66. We recognise Mr B was left feeling disappointed after the Trust’s investigation of his complaint. We are sorry this left him feeling like he was missing important information about his care and recognise this was very important to him to get the closure he needed.
67. Our ‘Complaints standards’ say when an organisation investigates a complaint, we expect staff to ‘give a clear, balanced account of what happened based on established facts’. This would include comparing ‘what happened with what should have happened’ and give an ‘objective’ response based on facts and evidence.
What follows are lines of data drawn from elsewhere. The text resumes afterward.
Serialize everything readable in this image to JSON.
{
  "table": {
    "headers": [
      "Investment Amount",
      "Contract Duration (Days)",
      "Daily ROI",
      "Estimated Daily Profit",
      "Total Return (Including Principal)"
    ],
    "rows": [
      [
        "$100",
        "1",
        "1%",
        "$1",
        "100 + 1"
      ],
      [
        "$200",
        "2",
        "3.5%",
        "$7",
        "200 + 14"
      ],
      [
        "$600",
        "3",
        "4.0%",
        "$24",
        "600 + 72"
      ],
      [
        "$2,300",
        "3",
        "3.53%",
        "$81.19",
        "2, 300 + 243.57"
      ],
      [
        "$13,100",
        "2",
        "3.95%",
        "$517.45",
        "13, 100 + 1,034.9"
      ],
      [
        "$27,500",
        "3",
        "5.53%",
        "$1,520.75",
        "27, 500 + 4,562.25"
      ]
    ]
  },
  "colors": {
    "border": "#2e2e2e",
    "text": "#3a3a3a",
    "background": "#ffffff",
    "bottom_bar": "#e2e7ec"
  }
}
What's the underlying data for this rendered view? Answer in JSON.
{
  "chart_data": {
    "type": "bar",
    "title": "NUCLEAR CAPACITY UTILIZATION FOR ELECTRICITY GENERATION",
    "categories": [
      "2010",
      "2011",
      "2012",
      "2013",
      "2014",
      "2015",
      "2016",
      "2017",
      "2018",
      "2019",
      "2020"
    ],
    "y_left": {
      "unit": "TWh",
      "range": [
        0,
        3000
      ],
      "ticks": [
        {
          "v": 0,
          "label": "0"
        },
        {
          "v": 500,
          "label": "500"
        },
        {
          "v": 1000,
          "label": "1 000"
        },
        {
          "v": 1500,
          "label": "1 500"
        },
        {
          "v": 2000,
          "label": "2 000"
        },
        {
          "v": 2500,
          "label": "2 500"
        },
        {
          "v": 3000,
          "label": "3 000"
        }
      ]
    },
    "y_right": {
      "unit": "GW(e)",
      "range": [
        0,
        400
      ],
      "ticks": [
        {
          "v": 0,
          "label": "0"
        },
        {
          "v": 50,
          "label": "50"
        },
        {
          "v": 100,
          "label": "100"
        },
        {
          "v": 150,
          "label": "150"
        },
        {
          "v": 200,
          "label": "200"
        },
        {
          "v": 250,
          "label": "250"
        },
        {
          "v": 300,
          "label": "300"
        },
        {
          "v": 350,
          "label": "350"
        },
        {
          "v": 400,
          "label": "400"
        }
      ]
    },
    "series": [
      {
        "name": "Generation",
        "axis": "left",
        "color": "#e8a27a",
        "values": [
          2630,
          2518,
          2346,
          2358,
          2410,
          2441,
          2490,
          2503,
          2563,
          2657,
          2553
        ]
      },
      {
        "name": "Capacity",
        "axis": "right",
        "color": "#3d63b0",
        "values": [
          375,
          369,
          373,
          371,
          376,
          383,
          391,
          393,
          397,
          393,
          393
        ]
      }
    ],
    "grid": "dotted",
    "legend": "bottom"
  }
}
68. In this case, we can see Trust staff correctly considered Mr B’s medical records as part of its investigation. This assures us it referred to relevant evidence, to reach an objective, evidence-based view about the care he received. We can see it set out a clear chronology of events, to explain each stage of Mr B’s care thoroughly. We did not see any indications it overlooked any parts of Mr B’s complaint.
69. Taking all this into account, we consider the Trust acted in line with our ‘Complaints standards’. We therefore do not see indications to suggest further action is needed in relation to this concern.
Conclusion
70. We thank Mr B for taking the time in bringing his complaint to our attention. We hope our explanation brings some reassurance that the care and treatment he received was in line with current standards and guidance. We wish Mr B the best for the future.